Cutting the state workforce "is just very difficult to do," said Jason Dickerson, a public employment expert at the nonpartisan Legislative Analyst's Office. "It can be a very long and cumbersome process."
Personnel records show that there have been no mass layoffs in state government since 1975, when 2,500 California Department of Transportation employees lost their jobs during a budget crunch.
Schwarzenegger sidestepped the layoff process by opting for furloughs. Whether his plan to save $1.3 billion that way will survive the court appeal process remains to be seen.
Gov. Pete Wilson attempted a similar move in 1991. He used his emergency powers to cut the salaries of most of the state workforce by 5%. A state court judge ultimately ruled that the governor could not do so without the consent of the Legislature, and the money was eventually returned to employees in cash or vacation time.

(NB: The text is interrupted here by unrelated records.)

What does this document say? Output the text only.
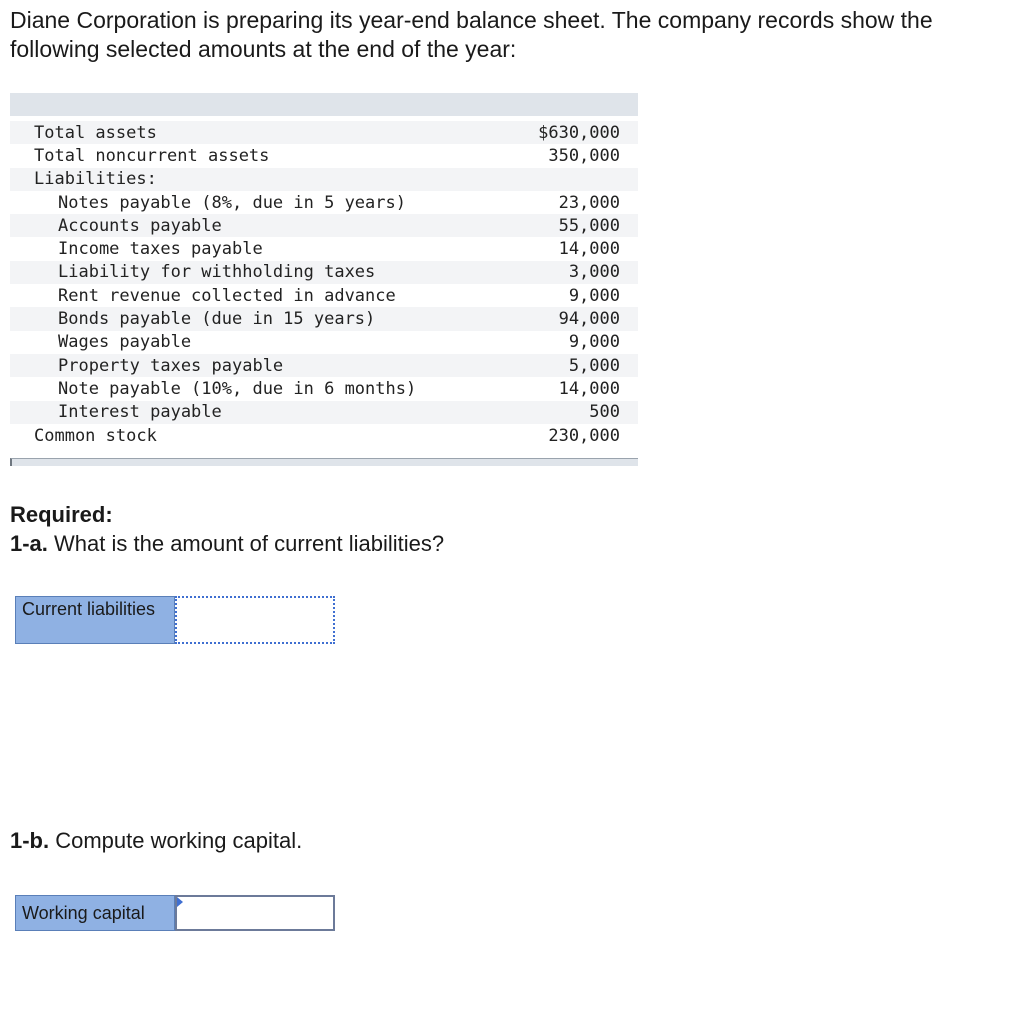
Diane Corporation is preparing its year-end balance sheet. The company records show the following selected amounts at the end of the year:

Total assets	$630,000
Total noncurrent assets	350,000
Liabilities:
Notes payable (8%, due in 5 years)	23,000
Accounts payable	55,000
Income taxes payable	14,000
Liability for withholding taxes	3,000
Rent revenue collected in advance	9,000
Bonds payable (due in 15 years)	94,000
Wages payable	9,000
Property taxes payable	5,000
Note payable (10%, due in 6 months)	14,000
Interest payable	500
Common stock	230,000
Required:
1-a. What is the amount of current liabilities?
Current liabilities
1-b. Compute working capital.
Working capital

Wilson also threatened to lay off 10,000 state workers that same year, when California was facing a $14.1-billion deficit. It never happened. Wilson abandoned the idea after years of battle with public employee unions.
Gov. Gray Davis in 2003 put plans in motion to lay off some 12,000 workers, sending them notices that the state had begun the lengthy process of eliminating their jobs. That process can involve six to eight months of appeal hearings, paperwork processing and negotiations between the state and unions. Those layoffs never happened either.